A veterinary charity is urging dog owners to be aware of snakes in woods and grassland, after saving the life of a greyhound that was bitten in Staffordshire.
The warning comes from the PDSA after it treated the eight-year-old dog – now recovering – which was bitten by an adder on Cannock Chase.
Owner Lynn Pallatina said she didn’t know what had happened to canine Cookie at first.
“She was sniffing around and then jumped back suddenly,” she said. “I saw the end of a snake, but I didn’t think she’d actually been bitten – I thought they tended to stay away from people and other animals. But then she just lay down on the ground, opening and closing her mouth and within three minutes her face had started to swell badly so I knew something was wrong.
“I took her straight to PDSA and they asked if it was possible Cookie had been bitten by something. It was only then it clicked it may have been the adder.”
Cookie was admitted to Wolverhampton PDSA. Head nurse Kay Brough said the dog had been bitten on the face.
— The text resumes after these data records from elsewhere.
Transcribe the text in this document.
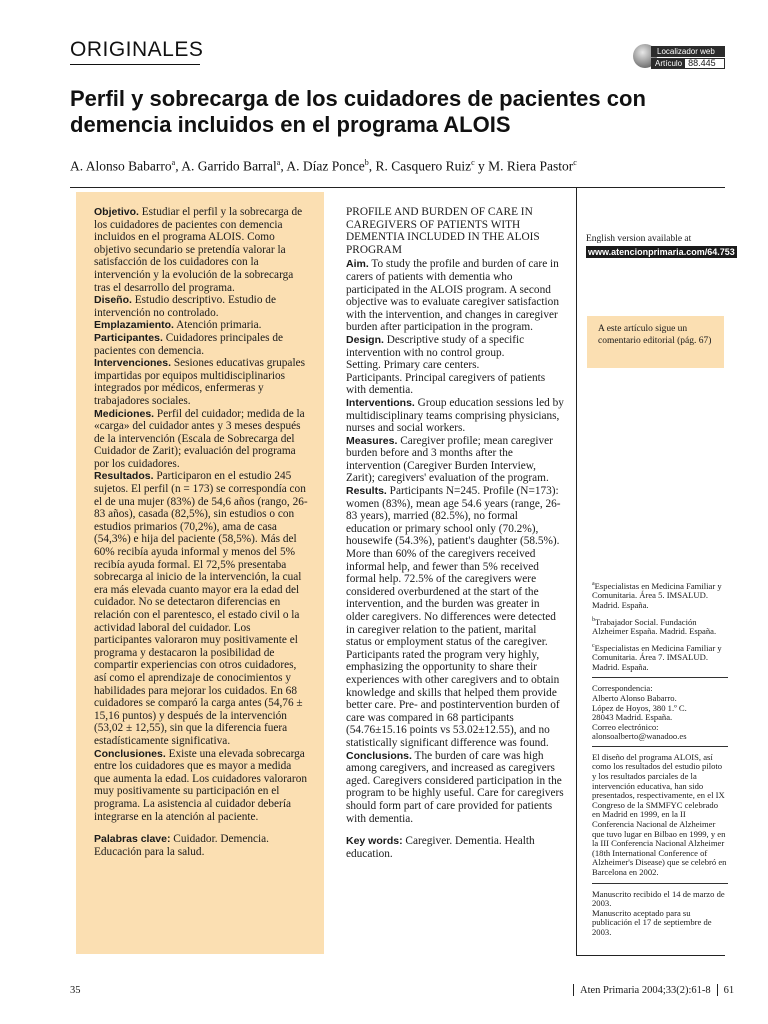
ORIGINALES	Localizador web
Artículo 88.445
Perfil y sobrecarga de los cuidadores de pacientes con demencia incluidos en el programa ALOIS
A. Alonso Babarro$^a$, A. Garrido Barral$^a$, A. Díaz Ponce$^b$, R. Casquero Ruiz$^c$ y M. Riera Pastor$^c$

Objetivo. Estudiar el perfil y la sobrecarga de los cuidadores de pacientes con demencia incluidos en el programa ALOIS. Como objetivo secundario se pretendía valorar la satisfacción de los cuidadores con la intervención y la evolución de la sobrecarga tras el desarrollo del programa.

Diseño. Estudio descriptivo. Estudio de intervención no controlado.

Emplazamiento. Atención primaria.

Participantes. Cuidadores principales de pacientes con demencia.

Intervenciones. Sesiones educativas grupales impartidas por equipos multidisciplinarios integrados por médicos, enfermeras y trabajadores sociales.

Mediciones. Perfil del cuidador; medida de la «carga» del cuidador antes y 3 meses después de la intervención (Escala de Sobrecarga del Cuidador de Zarit); evaluación del programa por los cuidadores.

Resultados. Participaron en el estudio 245 sujetos. El perfil (n = 173) se correspondía con el de una mujer (83%) de 54,6 años (rango, 26-83 años), casada (82,5%), sin estudios o con estudios primarios (70,2%), ama de casa (54,3%) e hija del paciente (58,5%). Más del 60% recibía ayuda informal y menos del 5% recibía ayuda formal. El 72,5% presentaba sobrecarga al inicio de la intervención, la cual era más elevada cuanto mayor era la edad del cuidador. No se detectaron diferencias en relación con el parentesco, el estado civil o la actividad laboral del cuidador. Los participantes valoraron muy positivamente el programa y destacaron la posibilidad de compartir experiencias con otros cuidadores, así como el aprendizaje de conocimientos y habilidades para mejorar los cuidados. En 68 cuidadores se comparó la carga antes (54,76 ± 15,16 puntos) y después de la intervención (53,02 ± 12,55), sin que la diferencia fuera estadísticamente significativa.

Conclusiones. Existe una elevada sobrecarga entre los cuidadores que es mayor a medida que aumenta la edad. Los cuidadores valoraron muy positivamente su participación en el programa. La asistencia al cuidador debería integrarse en la atención al paciente.

Palabras clave: Cuidador. Demencia. Educación para la salud.

PROFILE AND BURDEN OF CARE IN CAREGIVERS OF PATIENTS WITH DEMENTIA INCLUDED IN THE ALOIS PROGRAM

Aim. To study the profile and burden of care in carers of patients with dementia who participated in the ALOIS program. A second objective was to evaluate caregiver satisfaction with the intervention, and changes in caregiver burden after participation in the program.

Design. Descriptive study of a specific intervention with no control group.

Setting. Primary care centers.

Participants. Principal caregivers of patients with dementia.

Interventions. Group education sessions led by multidisciplinary teams comprising physicians, nurses and social workers.

Measures. Caregiver profile; mean caregiver burden before and 3 months after the intervention (Caregiver Burden Interview, Zarit); caregivers' evaluation of the program.

Results. Participants N=245. Profile (N=173): women (83%), mean age 54.6 years (range, 26-83 years), married (82.5%), no formal education or primary school only (70.2%), housewife (54.3%), patient's daughter (58.5%). More than 60% of the caregivers received informal help, and fewer than 5% received formal help. 72.5% of the caregivers were considered overburdened at the start of the intervention, and the burden was greater in older caregivers. No differences were detected in caregiver relation to the patient, marital status or employment status of the caregiver. Participants rated the program very highly, emphasizing the opportunity to share their experiences with other caregivers and to obtain knowledge and skills that helped them provide better care. Pre- and postintervention burden of care was compared in 68 participants (54.76±15.16 points vs 53.02±12.55), and no statistically significant difference was found.

Conclusions. The burden of care was high among caregivers, and increased as caregivers aged. Caregivers considered participation in the program to be highly useful. Care for caregivers should form part of care provided for patients with dementia.

Key words: Caregiver. Dementia. Health education.

English version available at
www.atencionprimaria.com/64.753
A este artículo sigue un comentario editorial (pág. 67)

$^a$Especialistas en Medicina Familiar y Comunitaria. Área 5. IMSALUD. Madrid. España.

$^b$Trabajador Social. Fundación Alzheimer España. Madrid. España.

$^c$Especialistas en Medicina Familiar y Comunitaria. Área 7. IMSALUD. Madrid. España.

Correspondencia:
Alberto Alonso Babarro.
López de Hoyos, 380 1.º C.
28043 Madrid. España.
Correo electrónico:
alonsoalberto@wanadoo.es

El diseño del programa ALOIS, así como los resultados del estudio piloto y los resultados parciales de la intervención educativa, han sido presentados, respectivamente, en el IX Congreso de la SMMFYC celebrado en Madrid en 1999, en la II Conferencia Nacional de Alzheimer que tuvo lugar en Bilbao en 1999, y en la III Conferencia Nacional Alzheimer (18th International Conference of Alzheimer's Disease) que se celebró en Barcelona en 2002.

Manuscrito recibido el 14 de marzo de 2003.
Manuscrito aceptado para su publicación el 17 de septiembre de 2003.
35	Aten Primaria 2004;33(2):61-8 61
“Without treatment it’s quite possible she would have died, as adder venom is poisonous and can cause organ failure,” she said. “She was immediately given pain relief and, thankfully, we were able to get hold of the anti-venom to treat her, which she quickly responded to. However, it’s vital we continue to monitor Cookie closely as the venom can cause permanent damage to organs.”
Cookie was transferred to Quinton PDSA for overnight observation and has since been allowed home with her owner. Although now in a stable condition, Cookie will need daily checks at PDSA to monitor her kidney function for any permanent damage.
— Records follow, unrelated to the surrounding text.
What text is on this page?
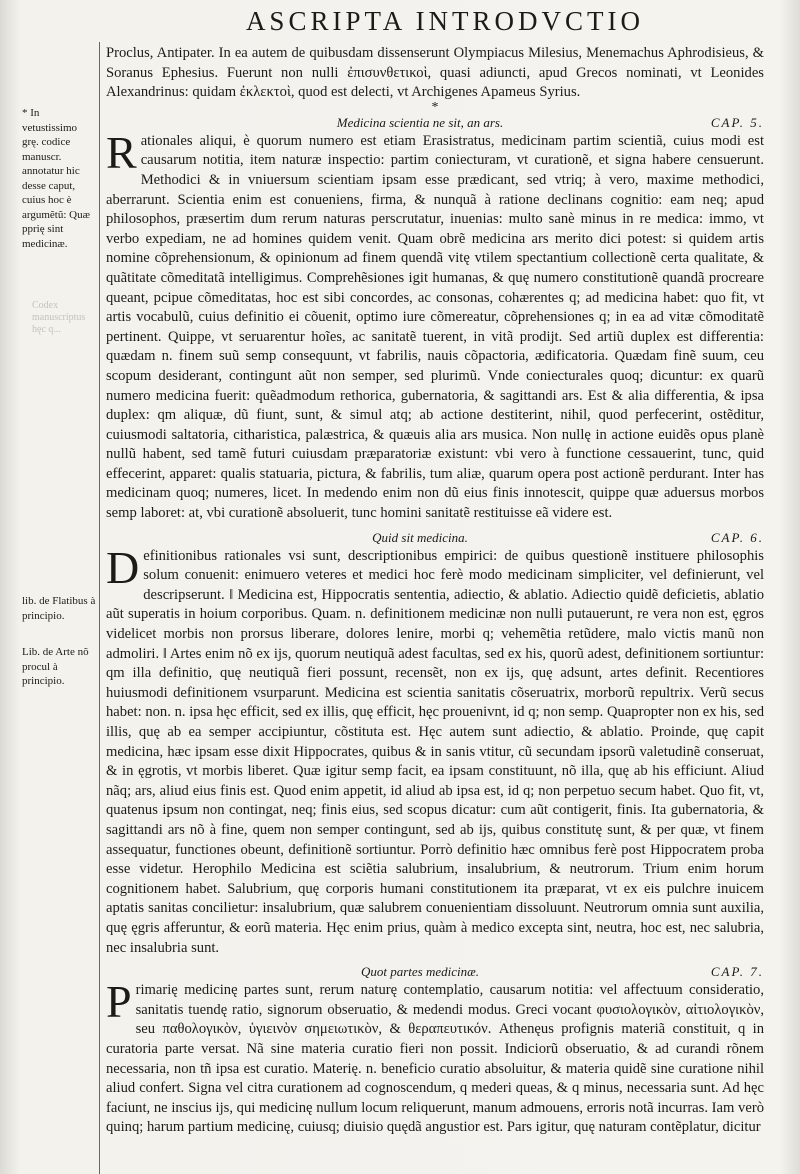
ASCRIPTA INTRODVCTIO
* In vetustissimo grę. codice manuscr. annotatur hic desse caput, cuius hoc è argumẽtũ: Quæ pprię sint medicinæ.
Codex manuscriptus hęc q...
lib. de Flatibus à principio.
Lib. de Arte nõ procul à principio.

Proclus, Antipater. In ea autem de quibusdam dissenserunt Olympiacus Milesius, Menemachus Aphrodisieus, & Soranus Ephesius. Fuerunt non nulli ἐπισυνθετικοὶ, quasi adiuncti, apud Grecos nominati, vt Leonides Alexandrinus: quidam ἐκλεκτοὶ, quod est delecti, vt Archigenes Apameus Syrius.

*
Medicina scientia ne sit, an ars.	CAP. 5.

Rationales aliqui, è quorum numero est etiam Erasistratus, medicinam partim scientiã, cuius modi est causarum notitia, item naturæ inspectio: partim coniecturam, vt curationẽ, et signa habere censuerunt. Methodici & in vniuersum scientiam ipsam esse prædicant, sed vtriq; à vero, maxime methodici, aberrarunt. Scientia enim est conueniens, firma, & nunquã à ratione declinans cognitio: eam neq; apud philosophos, præsertim dum rerum naturas perscrutatur, inuenias: multo sanè minus in re medica: immo, vt verbo expediam, ne ad homines quidem venit. Quam obrẽ medicina ars merito dici potest: si quidem artis nomine cõprehensionum, & opinionum ad finem quendã vitę vtilem spectantium collectionẽ certa qualitate, & quãtitate cõmeditatã intelligimus. Comprehẽsiones igit humanas, & quę numero constitutionẽ quandã procreare queant, pcipue cõmeditatas, hoc est sibi concordes, ac consonas, cohærentes q; ad medicina habet: quo fit, vt artis vocabulũ, cuius definitio ei cõuenit, optimo iure cõmereatur, cõprehensiones q; in ea ad vitæ cõmoditatẽ pertinent. Quippe, vt seruarentur hoĩes, ac sanitatẽ tuerent, in vitã prodijt. Sed artiũ duplex est differentia: quædam n. finem suũ semp consequunt, vt fabrilis, nauis cõpactoria, ædificatoria. Quædam finẽ suum, ceu scopum desiderant, contingunt aũt non semper, sed plurimũ. Vnde coniecturales quoq; dicuntur: ex quarũ numero medicina fuerit: quẽadmodum rethorica, gubernatoria, & sagittandi ars. Est & alia differentia, & ipsa duplex: qm aliquæ, dũ fiunt, sunt, & simul atq; ab actione destiterint, nihil, quod perfecerint, ostẽditur, cuiusmodi saltatoria, citharistica, palæstrica, & quæuis alia ars musica. Non nullę in actione euidẽs opus planè nullũ habent, sed tamẽ futuri cuiusdam præparatoriæ existunt: vbi vero à functione cessauerint, tunc, quid effecerint, apparet: qualis statuaria, pictura, & fabrilis, tum aliæ, quarum opera post actionẽ perdurant. Inter has medicinam quoq; numeres, licet. In medendo enim non dũ eius finis innotescit, quippe quæ aduersus morbos semp laboret: at, vbi curationẽ absoluerit, tunc homini sanitatẽ restituisse eã videre est.

Quid sit medicina.	CAP. 6.

Definitionibus rationales vsi sunt, descriptionibus empirici: de quibus questionẽ instituere philosophis solum conuenit: enimuero veteres et medici hoc ferè modo medicinam simpliciter, vel definierunt, vel descripserunt. ‖ Medicina est, Hippocratis sententia, adiectio, & ablatio. Adiectio quidẽ deficietis, ablatio aũt superatis in hoium corporibus. Quam. n. definitionem medicinæ non nulli putauerunt, re vera non est, ęgros videlicet morbis non prorsus liberare, dolores lenire, morbi q; vehemẽtia retũdere, malo victis manũ non admoliri. ‖ Artes enim nõ ex ijs, quorum neutiquã adest facultas, sed ex his, quorũ adest, definitionem sortiuntur: qm illa definitio, quę neutiquã fieri possunt, recensẽt, non ex ijs, quę adsunt, artes definit. Recentiores huiusmodi definitionem vsurparunt. Medicina est scientia sanitatis cõseruatrix, morborũ repultrix. Verũ secus habet: non. n. ipsa hęc efficit, sed ex illis, quę efficit, hęc prouenivnt, id q; non semp. Quapropter non ex his, sed illis, quę ab ea semper accipiuntur, cõstituta est. Hęc autem sunt adiectio, & ablatio. Proinde, quę capit medicina, hæc ipsam esse dixit Hippocrates, quibus & in sanis vtitur, cũ secundam ipsorũ valetudinẽ conseruat, & in ęgrotis, vt morbis liberet. Quæ igitur semp facit, ea ipsam constituunt, nõ illa, quę ab his efficiunt. Aliud nãq; ars, aliud eius finis est. Quod enim appetit, id aliud ab ipsa est, id q; non perpetuo secum habet. Quo fit, vt, quatenus ipsum non contingat, neq; finis eius, sed scopus dicatur: cum aũt contigerit, finis. Ita gubernatoria, & sagittandi ars nõ à fine, quem non semper contingunt, sed ab ijs, quibus constitutę sunt, & per quæ, vt finem assequatur, functiones obeunt, definitionẽ sortiuntur. Porrò definitio hæc omnibus ferè post Hippocratem proba esse videtur. Herophilo Medicina est sciẽtia salubrium, insalubrium, & neutrorum. Trium enim horum cognitionem habet. Salubrium, quę corporis humani constitutionem ita præparat, vt ex eis pulchre inuicem aptatis sanitas concilietur: insalubrium, quæ salubrem conuenientiam dissoluunt. Neutrorum omnia sunt auxilia, quę ęgris afferuntur, & eorũ materia. Hęc enim prius, quàm à medico excepta sint, neutra, hoc est, nec salubria, nec insalubria sunt.

Quot partes medicinæ.	CAP. 7.

Primarię medicinę partes sunt, rerum naturę contemplatio, causarum notitia: vel affectuum consideratio, sanitatis tuendę ratio, signorum obseruatio, & medendi modus. Greci vocant φυσιολογικὸν, αἰτιολογικὸν, seu παθολογικὸν, ὑγιεινὸν σημειωτικὸν, & θεραπευτικόν. Athenęus profignis materiã constituit, q in curatoria parte versat. Nã sine materia curatio fieri non possit. Indiciorũ obseruatio, & ad curandi rõnem necessaria, non tñ ipsa est curatio. Materię. n. beneficio curatio absoluitur, & materia quidẽ sine curatione nihil aliud confert. Signa vel citra curationem ad cognoscendum, q mederi queas, & q minus, necessaria sunt. Ad hęc faciunt, ne inscius ijs, qui medicinę nullum locum reliquerunt, manum admouens, erroris notã incurras. Iam verò quinq; harum partium medicinę, cuiusq; diuisio quędã angustior est. Pars igitur, quę naturam contẽplatur, dicitur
Last year, staff at a PDSA hospital in Cardiff had to amputate the leg of a dog after a suspected snake bite.
Miss Brough said adder bites to dogs are quite rare, but when seen they are usually on the face and limbs.
“The venom causes severe, rapid swelling and two small puncture wounds may be visible at the centre,” she said. “The dog will also show signs of acute pain and may appear nervous or apprehensive. If not treated they can collapse and it can even be fatal.
“Any owner noticing any of these symptoms should call their vet immediately for advice. Don’t touch the wound as this can spread the venom further.
“If you do see an adder do not try to approach it or photograph it – the venom is toxic to humans too, although it isn’t usually fatal due to our larger size. Keep your distance, and put your dog on a lead immediately.”